Mas foi em Inglaterra que “se fez”, num meio que em nada o destinava às andanças shakespeareanas em que primeiro se veio a destacar. Nada tinha de aristocrático, pese o porte e os vários papéis de reis (foi duas vezes Henrique II, em Becket e O Leão no Inverno) e nobres que desempenhou no teatro e no cinema. Pelo contrário, a infância foi passada nos meios mais pobres de Leeds. “Nem sequer venho da classe operária, venho da classe criminal”, dizia, referindo-se ao facto de muitos dos seus colegas e amigos de infância terem depois dado em criminosos condenados.
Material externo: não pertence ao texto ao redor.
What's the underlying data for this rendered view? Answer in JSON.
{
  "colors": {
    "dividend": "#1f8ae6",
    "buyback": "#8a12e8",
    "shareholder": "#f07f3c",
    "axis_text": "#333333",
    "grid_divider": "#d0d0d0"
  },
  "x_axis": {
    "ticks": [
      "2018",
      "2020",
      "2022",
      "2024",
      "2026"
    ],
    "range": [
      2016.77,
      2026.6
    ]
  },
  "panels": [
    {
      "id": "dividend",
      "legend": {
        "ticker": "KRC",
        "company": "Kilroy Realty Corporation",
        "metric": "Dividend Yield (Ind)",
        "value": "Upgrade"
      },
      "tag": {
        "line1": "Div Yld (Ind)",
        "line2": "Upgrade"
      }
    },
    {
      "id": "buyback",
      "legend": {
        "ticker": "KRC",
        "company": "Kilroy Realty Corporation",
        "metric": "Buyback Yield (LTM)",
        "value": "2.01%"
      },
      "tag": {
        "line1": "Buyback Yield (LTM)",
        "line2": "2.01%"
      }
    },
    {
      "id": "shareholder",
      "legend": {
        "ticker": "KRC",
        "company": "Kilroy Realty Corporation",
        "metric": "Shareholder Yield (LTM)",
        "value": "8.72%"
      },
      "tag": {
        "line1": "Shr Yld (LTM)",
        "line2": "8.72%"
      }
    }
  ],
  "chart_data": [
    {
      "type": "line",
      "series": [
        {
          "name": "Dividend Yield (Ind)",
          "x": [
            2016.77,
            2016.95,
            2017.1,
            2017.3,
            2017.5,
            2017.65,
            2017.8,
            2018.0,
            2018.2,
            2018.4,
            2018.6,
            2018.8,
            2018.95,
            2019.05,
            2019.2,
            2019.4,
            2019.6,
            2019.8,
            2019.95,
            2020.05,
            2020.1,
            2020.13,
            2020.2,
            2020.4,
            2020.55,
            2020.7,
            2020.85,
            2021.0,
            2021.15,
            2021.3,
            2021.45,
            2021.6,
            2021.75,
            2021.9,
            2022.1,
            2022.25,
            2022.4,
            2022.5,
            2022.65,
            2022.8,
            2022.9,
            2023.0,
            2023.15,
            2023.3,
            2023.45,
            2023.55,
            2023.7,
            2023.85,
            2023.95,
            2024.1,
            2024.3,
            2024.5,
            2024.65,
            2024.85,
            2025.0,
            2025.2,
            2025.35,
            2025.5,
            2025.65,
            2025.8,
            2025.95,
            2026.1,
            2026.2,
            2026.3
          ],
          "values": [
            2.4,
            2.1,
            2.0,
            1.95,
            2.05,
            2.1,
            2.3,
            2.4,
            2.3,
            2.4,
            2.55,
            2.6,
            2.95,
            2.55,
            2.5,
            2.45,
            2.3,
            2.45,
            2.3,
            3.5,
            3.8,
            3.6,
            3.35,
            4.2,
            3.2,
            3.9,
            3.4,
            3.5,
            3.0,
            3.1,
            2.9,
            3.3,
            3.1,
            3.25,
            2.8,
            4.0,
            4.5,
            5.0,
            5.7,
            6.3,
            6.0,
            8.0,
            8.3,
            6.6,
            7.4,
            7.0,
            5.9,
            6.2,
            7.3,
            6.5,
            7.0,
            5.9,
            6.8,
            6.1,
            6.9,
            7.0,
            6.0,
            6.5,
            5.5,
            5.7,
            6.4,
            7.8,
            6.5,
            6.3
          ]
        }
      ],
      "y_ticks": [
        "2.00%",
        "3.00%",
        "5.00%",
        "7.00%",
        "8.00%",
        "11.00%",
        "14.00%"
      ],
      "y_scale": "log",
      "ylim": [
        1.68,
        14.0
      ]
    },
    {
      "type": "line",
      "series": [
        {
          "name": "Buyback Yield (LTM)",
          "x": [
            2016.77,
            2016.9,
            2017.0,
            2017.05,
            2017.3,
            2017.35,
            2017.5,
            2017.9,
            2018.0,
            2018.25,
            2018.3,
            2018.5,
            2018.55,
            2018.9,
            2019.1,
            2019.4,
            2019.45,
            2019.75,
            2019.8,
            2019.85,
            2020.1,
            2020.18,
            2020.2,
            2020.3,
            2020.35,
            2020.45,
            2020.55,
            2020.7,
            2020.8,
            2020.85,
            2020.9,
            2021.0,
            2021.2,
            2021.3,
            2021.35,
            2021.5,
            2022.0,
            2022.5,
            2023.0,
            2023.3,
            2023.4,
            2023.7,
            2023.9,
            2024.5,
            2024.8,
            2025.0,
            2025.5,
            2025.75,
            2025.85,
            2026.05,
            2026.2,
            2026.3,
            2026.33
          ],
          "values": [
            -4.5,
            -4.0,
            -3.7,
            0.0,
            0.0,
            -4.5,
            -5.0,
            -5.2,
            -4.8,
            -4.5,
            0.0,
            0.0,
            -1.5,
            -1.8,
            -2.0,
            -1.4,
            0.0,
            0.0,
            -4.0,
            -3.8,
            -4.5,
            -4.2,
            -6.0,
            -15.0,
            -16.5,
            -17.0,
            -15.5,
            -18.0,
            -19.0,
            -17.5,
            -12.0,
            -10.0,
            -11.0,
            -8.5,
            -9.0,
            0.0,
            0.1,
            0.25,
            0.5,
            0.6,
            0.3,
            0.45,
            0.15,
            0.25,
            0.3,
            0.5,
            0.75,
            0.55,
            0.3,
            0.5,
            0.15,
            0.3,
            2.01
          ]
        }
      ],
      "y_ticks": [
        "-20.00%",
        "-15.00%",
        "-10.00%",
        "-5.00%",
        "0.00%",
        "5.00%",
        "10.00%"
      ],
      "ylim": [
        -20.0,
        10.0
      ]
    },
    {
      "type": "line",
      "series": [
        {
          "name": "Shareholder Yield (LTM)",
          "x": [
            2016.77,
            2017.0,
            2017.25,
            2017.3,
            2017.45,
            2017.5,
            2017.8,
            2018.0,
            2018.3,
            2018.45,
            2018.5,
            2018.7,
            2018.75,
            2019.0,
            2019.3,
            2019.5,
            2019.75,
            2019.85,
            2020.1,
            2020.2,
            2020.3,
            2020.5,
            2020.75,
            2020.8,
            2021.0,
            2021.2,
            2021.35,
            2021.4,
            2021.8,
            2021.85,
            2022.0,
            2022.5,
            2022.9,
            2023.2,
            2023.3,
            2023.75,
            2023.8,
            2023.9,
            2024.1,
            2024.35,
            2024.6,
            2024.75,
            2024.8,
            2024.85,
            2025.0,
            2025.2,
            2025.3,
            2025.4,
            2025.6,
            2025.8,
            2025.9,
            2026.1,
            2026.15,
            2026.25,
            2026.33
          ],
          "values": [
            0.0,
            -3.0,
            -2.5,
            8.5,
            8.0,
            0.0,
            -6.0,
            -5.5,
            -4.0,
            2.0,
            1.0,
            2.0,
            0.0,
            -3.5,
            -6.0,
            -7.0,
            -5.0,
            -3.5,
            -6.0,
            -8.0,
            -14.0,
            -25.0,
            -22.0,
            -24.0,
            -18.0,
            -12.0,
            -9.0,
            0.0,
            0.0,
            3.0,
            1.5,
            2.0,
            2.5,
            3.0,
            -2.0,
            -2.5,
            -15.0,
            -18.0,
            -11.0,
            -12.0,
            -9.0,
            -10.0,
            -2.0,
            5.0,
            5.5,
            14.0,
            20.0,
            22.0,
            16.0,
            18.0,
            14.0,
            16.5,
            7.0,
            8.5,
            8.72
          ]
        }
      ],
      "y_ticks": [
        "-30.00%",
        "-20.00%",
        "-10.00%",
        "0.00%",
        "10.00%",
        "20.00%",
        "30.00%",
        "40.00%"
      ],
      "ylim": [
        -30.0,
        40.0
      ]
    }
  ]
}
Ele, quando abandonou a escola, foi trabalhar primeiro como jornalista, profissão de que desistiu quando resolveu que estava farto de “relatar acontecimentos” e queria ser ele próprio “o acontecimento”. Meio a brincar meio a sério, dizia que tinha escolhido a escola de teatro “por causa das miúdas”. E foi no teatro, no Bristol Old Vic, que no final dos anos 50 começou a dar nas vistas, em papéis clássicos (como Hamlet ou como Shylock, entre outros) hoje tidos como memoráveis.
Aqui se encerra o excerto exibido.